Johnny Depp, Angelina Jolie
Directed by Florian Henckel von Donnersmarck
In a year of craptaculars, The Tourist deserves burial at the bottom of the 2010 dung heap. It offers talented people trapped in creative inertia. A microscope and a search party could not discover any trace of chemistry between Johnny Depp and Angelina Jolie. They look like a couple who took too many Ambien tabs on a jet trip to Venice, leaving them dazed and slack-jawed when they finally get to the city of canals. Of course, one of them falls in. The movie is already all wet. Jolie plays a walking mannequin named Elise. She's left Paris for Venice on the instructions of a British lover she hasn't seen in two years. A note from the unseen mystery man — we're told he's had $20 million worth of plastic surgery (eat your heart out, Joan Rivers) — instructs Elise to find a dupe who looks like him. That will throw off Scotland Yard, who want him for stealing $744 million.

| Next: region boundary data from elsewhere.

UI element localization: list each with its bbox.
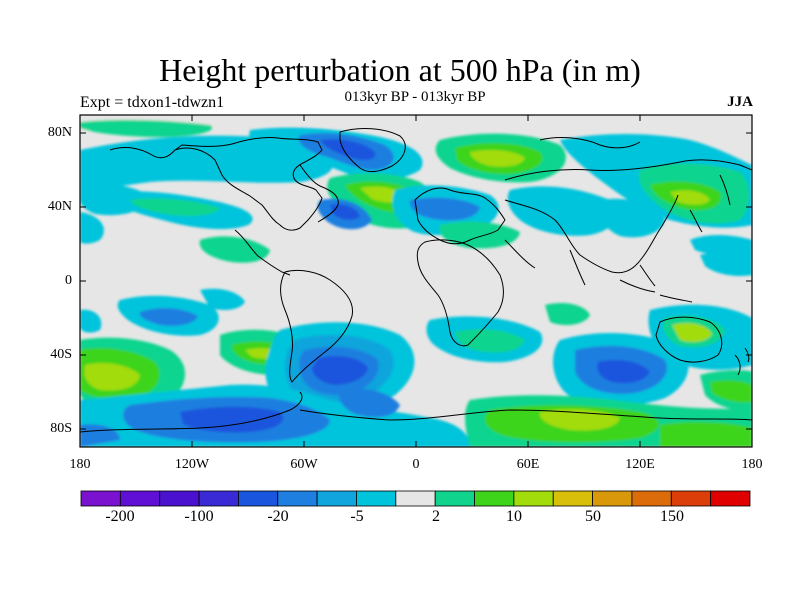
season-label: JJA [727, 94, 753, 110]
colorbar-label: -20 [267, 508, 289, 525]
period-label: 013kyr BP - 013kyr BP [344, 89, 486, 105]
lon-tick-label: 180 [741, 457, 763, 472]
lon-tick-label: 120W [174, 457, 210, 472]
colorbar-swatch [316, 490, 357, 507]
coastlines [80, 128, 752, 433]
axis-ticks [80, 115, 752, 447]
experiment-label: Expt = tdxon1-tdwzn1 [80, 94, 225, 111]
colorbar-swatch [198, 490, 239, 507]
colorbar-label: 10 [506, 508, 522, 525]
colorbar-swatch [277, 490, 318, 507]
lat-tick-label: 80N [47, 125, 72, 140]
lat-tick-label: 40N [47, 199, 72, 214]
lon-tick-label: 60W [290, 457, 318, 472]
lon-tick-label: 0 [412, 457, 420, 472]
colorbar-swatch [119, 490, 161, 507]
colorbar-swatch [552, 490, 593, 507]
colorbar-label: -100 [184, 508, 214, 525]
colorbar-swatch [513, 490, 554, 507]
lon-tick-label: 120E [625, 457, 655, 472]
colorbar-swatch [592, 490, 633, 507]
colorbar-label: 50 [585, 508, 601, 525]
colorbar-swatch [631, 490, 672, 507]
colorbar-swatch [670, 490, 712, 507]
colorbar-swatch [238, 490, 279, 507]
colorbar-label: 150 [660, 508, 684, 525]
lon-tick-label: 180 [69, 457, 91, 472]
colorbar-label: -5 [350, 508, 364, 525]
lon-tick-label: 60E [516, 457, 540, 472]
colorbar-swatch [159, 490, 200, 507]
contour-field [80, 115, 752, 447]
lat-tick-label: 40S [50, 347, 72, 362]
colorbar-swatch [395, 490, 436, 507]
lat-tick-label: 80S [50, 421, 72, 436]
colorbar-swatch [710, 490, 751, 507]
colorbar-swatch [434, 490, 475, 507]
plot-title: Height perturbation at 500 hPa (in m) [159, 52, 641, 88]
colorbar-label: -200 [105, 508, 135, 525]
colorbar-label: 2 [432, 508, 440, 525]
colorbar-swatch [356, 490, 397, 507]
colorbar-swatch [474, 490, 515, 507]
colorbar-swatch [80, 490, 121, 507]
colorbar [80, 490, 751, 507]
lat-tick-label: 0 [65, 273, 72, 288]
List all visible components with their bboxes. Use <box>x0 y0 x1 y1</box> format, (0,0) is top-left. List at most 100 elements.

Elise settles on Frank Tupelo (Depp), a math teacher from Wisconsin with the worst hairdo since Javier Bardem in No Country for Old Men.
The Tourist wants to take flight like the lightest of Hitchcock, say To Catch A Thief, but it lands with a resounding thud. How could German director Florian Henckel von Donnersmarck, who won a deserved Best Foreign Film Academy Award for 2006's The Lives of Others, take so many missteps? The tin-eared script, credited to von Donnersmarck and two Oscar-winning screenwriters — Julian Fellowes (Gosford Park) and Christopher McQuarrie (The Usual Suspects) — could serve as a model on how to botch suspense, character, romance and wit. The alleged "surprise" ending has been telegraphed so far in advance even the actors look bored breathless having to act the damn thing out. The Tourist reaches its own kind of perfection — it fails on every conceivable level.